Crónicas ao Sábado
- Francisco Gs Simões
- 16 de mar. de 2019
- 2 min de leitura
O crime de ódio está em constante divulgação por parte dos media. E não é por acaso – os casos do Brasil e da Nova Zelândia relembra-nos que ninguém está imune e não temos apenas a ameaça do Daesh como última equação nesta equação demasiado complicada.
Os crimes de ódio criam-me, pessoalmente, alguns entraves à compreensão do outro e em última análise, é por aí que começam os grandes desentendimentos – a falta de empatia pelo outro, a falta de compromisso pelo outro, a falta de valor que uma vida tem. Porque a nossa é a mais importante. A nossa vida, os nossos amigos, as nossas convicções, as nossas grandiosidades e em última análise, o nosso próprio lixo.
Tudo assume uma posição mais importante, quando é nosso. O sentimento de possessão que temos em relação às coisas e em última análise às pessoas. Na última semana morreu mais uma mulher vítima de violência doméstica. Porque as mulheres muitas das vezes são encaradas como mais um objecto, algo que nos pertence. Algo que não fala sem a nossa influência e cujo direito é obrigar-se a cumprir as ordens.
O ódio é algo bastante difícil de aceitar. Tomemos por exemplo o caso do Rwanda. Em 6 de Abril de 1994, Habyarimana e Cyprien Ntaryamira, o presidente do Burundi, foram assassinados quando o seu avião foi atingido por fogo quando aterrava em Kigali. Durante os três meses seguintes, os militares e milicianos mataram cerca de 800 000 tutsis e hutus, naquilo que ficou conhecido como o Genocídio do Ruanda. Vizinhos assassinaram vizinhos, apenas porque nasceram numa família diferente. Do dia para a noite, tudo mudou. Não houve mais sorrisos, não houve mais abraços. O que era outrora um amigo, passou a ser encarado como uma ameaça e o mundo ficou a ver. Como agora fica perante os casos do Iémen e da Venezuela. Ninguém se importa verdadeiramente se não cair à nossa porta, se não tocarem naquilo que é nosso e possamos continuar a ver um reality-show da sic, a qualquer domingo, enquanto comemos os restos que a sogra nos deixou.

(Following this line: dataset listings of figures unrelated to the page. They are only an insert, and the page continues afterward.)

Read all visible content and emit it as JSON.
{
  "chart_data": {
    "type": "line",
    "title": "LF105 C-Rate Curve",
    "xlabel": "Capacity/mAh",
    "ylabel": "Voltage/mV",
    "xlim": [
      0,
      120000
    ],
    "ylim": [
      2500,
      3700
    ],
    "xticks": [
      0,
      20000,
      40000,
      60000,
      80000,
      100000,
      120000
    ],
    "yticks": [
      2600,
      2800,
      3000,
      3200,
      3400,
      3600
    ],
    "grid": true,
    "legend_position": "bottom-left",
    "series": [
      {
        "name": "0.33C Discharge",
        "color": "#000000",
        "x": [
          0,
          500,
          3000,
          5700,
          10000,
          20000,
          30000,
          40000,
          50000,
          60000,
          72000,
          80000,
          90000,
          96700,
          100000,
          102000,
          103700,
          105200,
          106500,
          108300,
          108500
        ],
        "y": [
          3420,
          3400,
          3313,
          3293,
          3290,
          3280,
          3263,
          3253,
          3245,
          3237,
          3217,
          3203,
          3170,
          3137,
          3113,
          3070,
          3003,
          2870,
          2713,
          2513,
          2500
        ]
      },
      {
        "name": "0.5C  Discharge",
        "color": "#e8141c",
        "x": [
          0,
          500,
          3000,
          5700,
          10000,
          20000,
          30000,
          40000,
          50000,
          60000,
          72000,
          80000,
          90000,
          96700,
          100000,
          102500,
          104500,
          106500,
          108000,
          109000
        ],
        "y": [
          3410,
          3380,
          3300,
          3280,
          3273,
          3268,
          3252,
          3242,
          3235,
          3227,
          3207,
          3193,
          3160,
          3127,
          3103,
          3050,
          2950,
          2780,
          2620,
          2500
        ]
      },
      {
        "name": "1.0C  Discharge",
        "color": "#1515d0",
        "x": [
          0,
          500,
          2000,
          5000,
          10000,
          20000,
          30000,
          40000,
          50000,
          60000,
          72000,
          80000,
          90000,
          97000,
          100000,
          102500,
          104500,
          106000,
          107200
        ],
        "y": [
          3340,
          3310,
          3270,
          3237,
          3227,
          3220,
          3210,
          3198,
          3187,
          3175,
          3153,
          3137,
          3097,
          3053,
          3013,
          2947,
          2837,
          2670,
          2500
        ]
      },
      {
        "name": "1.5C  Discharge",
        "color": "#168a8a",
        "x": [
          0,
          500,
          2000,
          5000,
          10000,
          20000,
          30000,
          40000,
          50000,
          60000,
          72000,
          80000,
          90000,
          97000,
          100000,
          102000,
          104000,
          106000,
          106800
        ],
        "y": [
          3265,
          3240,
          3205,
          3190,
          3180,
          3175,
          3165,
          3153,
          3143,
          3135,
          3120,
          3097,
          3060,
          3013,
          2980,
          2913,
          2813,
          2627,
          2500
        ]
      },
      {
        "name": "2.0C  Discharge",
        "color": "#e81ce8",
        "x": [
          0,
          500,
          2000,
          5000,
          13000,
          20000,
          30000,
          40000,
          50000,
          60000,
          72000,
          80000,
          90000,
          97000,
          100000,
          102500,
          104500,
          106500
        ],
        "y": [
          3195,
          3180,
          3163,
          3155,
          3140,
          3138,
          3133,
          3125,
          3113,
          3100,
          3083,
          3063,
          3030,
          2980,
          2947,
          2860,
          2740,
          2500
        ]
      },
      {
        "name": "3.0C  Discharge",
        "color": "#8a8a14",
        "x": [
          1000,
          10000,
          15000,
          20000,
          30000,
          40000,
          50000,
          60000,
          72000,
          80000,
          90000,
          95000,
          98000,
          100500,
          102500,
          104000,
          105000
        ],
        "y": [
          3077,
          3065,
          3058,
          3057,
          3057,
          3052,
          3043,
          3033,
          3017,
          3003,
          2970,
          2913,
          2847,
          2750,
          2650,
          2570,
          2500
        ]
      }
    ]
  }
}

O que é que resulta daqui? Resulta que num mundo cada vez mais unido pela globalização, importa que entendamos que o outro, faz parte de nós próprios. Que alguém que passa fome no Equador, nos afecta diretamente ao dia de hoje. Que a mudança começa sempre no seio da nossa mesa: sem distinção daquilo que é política de esquerda ou de direita (vamos ser sinceros, isso é muito anos noventa) e que por muito que seja contra as nossas fundações, a opinião do outro conta. Tem de contar, mesmo que vá contra aquilo que representamos, importa tentarmos compreender o outro e perdermos o nosso tempo a explicar várias razões. Por muito que nos custe. Este não é um texto com uma fórmula mágica, mas talvez tudo pudesse ser mais simples se nos importássemos em construir o outro, compreender o outro, respeitarmos o outro, afastando o ódio daquilo que interessa. Pelo nosso bem, mas também pelos nossos filhos e sobrinhos que ficarão por cá. Ninguém está imune e estarmos juntos, importa mais do que nunca.